Из изложения дела следует, что Президиум ВАС РФ согласился с утверждением закрытого акционерного общества, что третейское решение, в котором закрытое акционерное общество даже не упоминается, может расцениваться как нарушающее права закрытого акционерного общества. Этот вывод представляется весьма странным с учетом того, что первоначальное третейское решение не препятствовало предъявлению закрытым акционерным обществом самостоятельных исков об осуществлении прав из спорного договора, а равно не могло иметь преюдициального характера в последующих судебных или третейских разбирательствах, поскольку состав участвующих лиц в процессах был бы различным.
Для исправления якобы допущенного нарушения прав третьего лица, не участвовавшего в третейском разбирательстве, государственными арбитражными судами был сформулирован новый процессуальный механизм, прямо не предусмотренный положениями АПК РФ (а равно ГПК РФ). На основе расширительного толкования ст. 42 АПК РФ делается вывод, что заявление об отмене третейского решения, как и заявление о кассационном обжаловании определения суда первой инстанции об отказе в отмене третейского решения, может быть подано не только участниками третейского разбирательства, но и третьими лицами. В качестве формального основания для отмены третейского решения при этом предлагается рассматривать выход состава третейского суда за пределы третейского соглашения.

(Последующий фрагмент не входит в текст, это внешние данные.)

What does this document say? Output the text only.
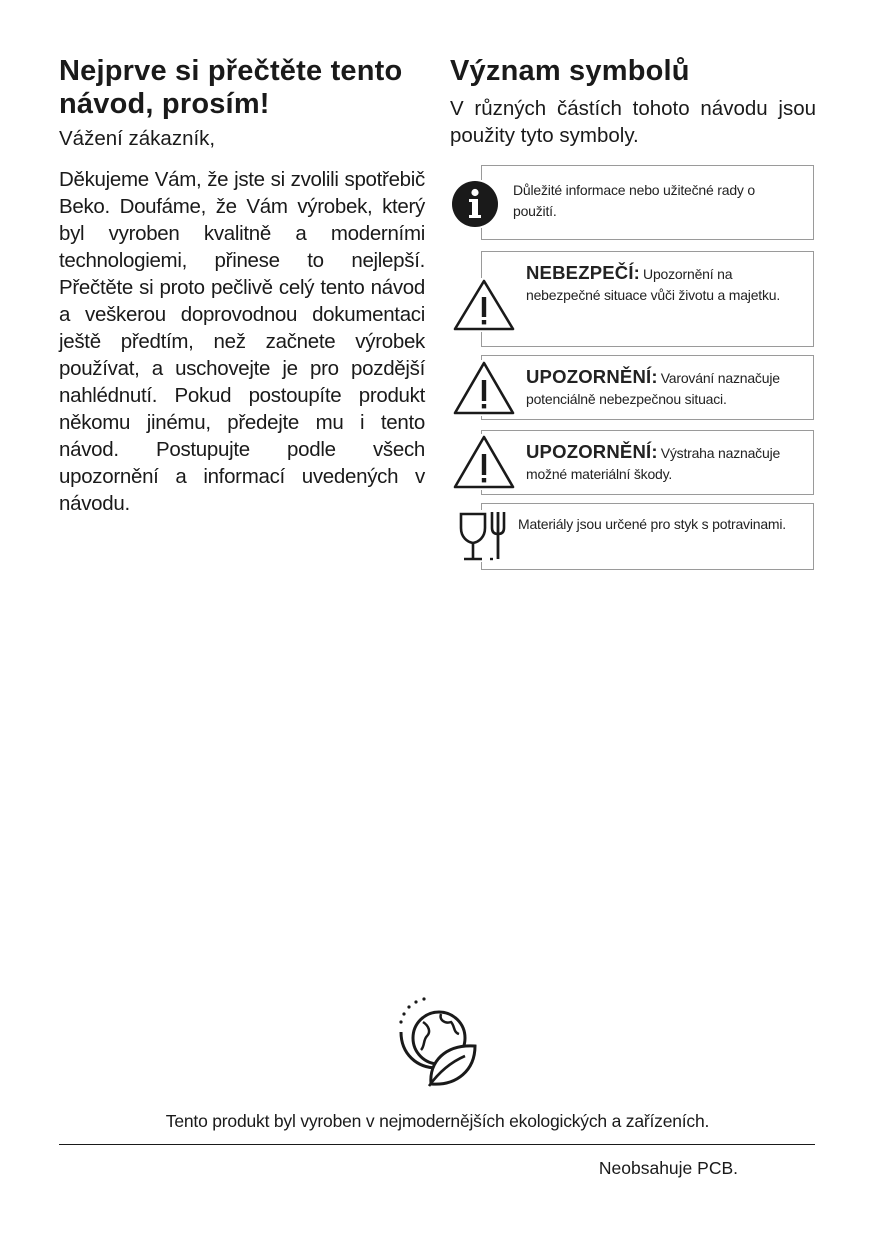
Nejprve si přečtěte tento návod, prosím!

Vážení zákazník,

Děkujeme Vám, že jste si zvolili spotřebič Beko. Doufáme, že Vám výrobek, který byl vyroben kvalitně a moderními technologiemi, přinese to nejlepší. Přečtěte si proto pečlivě celý tento návod a veškerou doprovodnou dokumentaci ještě předtím, než začnete výrobek používat, a uschovejte je pro pozdější nahlédnutí. Pokud postoupíte produkt někomu jinému, předejte mu i tento návod. Postupujte podle všech upozornění a informací uvedených v návodu.

Význam symbolů

V různých částích tohoto návodu jsou použity tyto symboly.

Důležité informace nebo užitečné rady o použití.
NEBEZPEČÍ: Upozornění na nebezpečné situace vůči životu a majetku.
UPOZORNĚNÍ: Varování naznačuje potenciálně nebezpečnou situaci.
UPOZORNĚNÍ: Výstraha naznačuje možné materiální škody.
Materiály jsou určené pro styk s potravinami.
Tento produkt byl vyroben v nejmodernějších ekologických a zařízeních.
Neobsahuje PCB.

Указанная правовая позиция стала широко применяться в практике государственных арбитражных судов <51>. Более того, впоследствии она была распространена Президиумом ВАС РФ и на обжалование судебных актов, принятых в рамках рассмотрения заявлений о выдаче исполнительных листов на принудительное исполнение третейских решений <52>.
<51> См., напр., следующие дела, в которых было признано допустимым оспаривание третейского решения третьими лицами, не являвшимися участниками третейского разбирательства: Постановления Федерального арбитражного суда (далее - ФАС) Московского округа от 29.10.2008 N КГ-А40/8986-08, от 20.10.2009 N КГ-А40/10854-09-П; ФАС Восточно-Сибирского округа от 26.01.2009 по делу N А33-5104/08-Ф02-6106/08; ФАС Северо-Кавказского округа от 31.03.2010 по делу N А32-52089/2009, от 26.02.2010 по делу N А63-14448/2009, от 23.01.2007 по делу N Ф08-7093/2006.<52> См.: Постановление Президиума ВАС РФ от 08.12.2009 N 12523/09.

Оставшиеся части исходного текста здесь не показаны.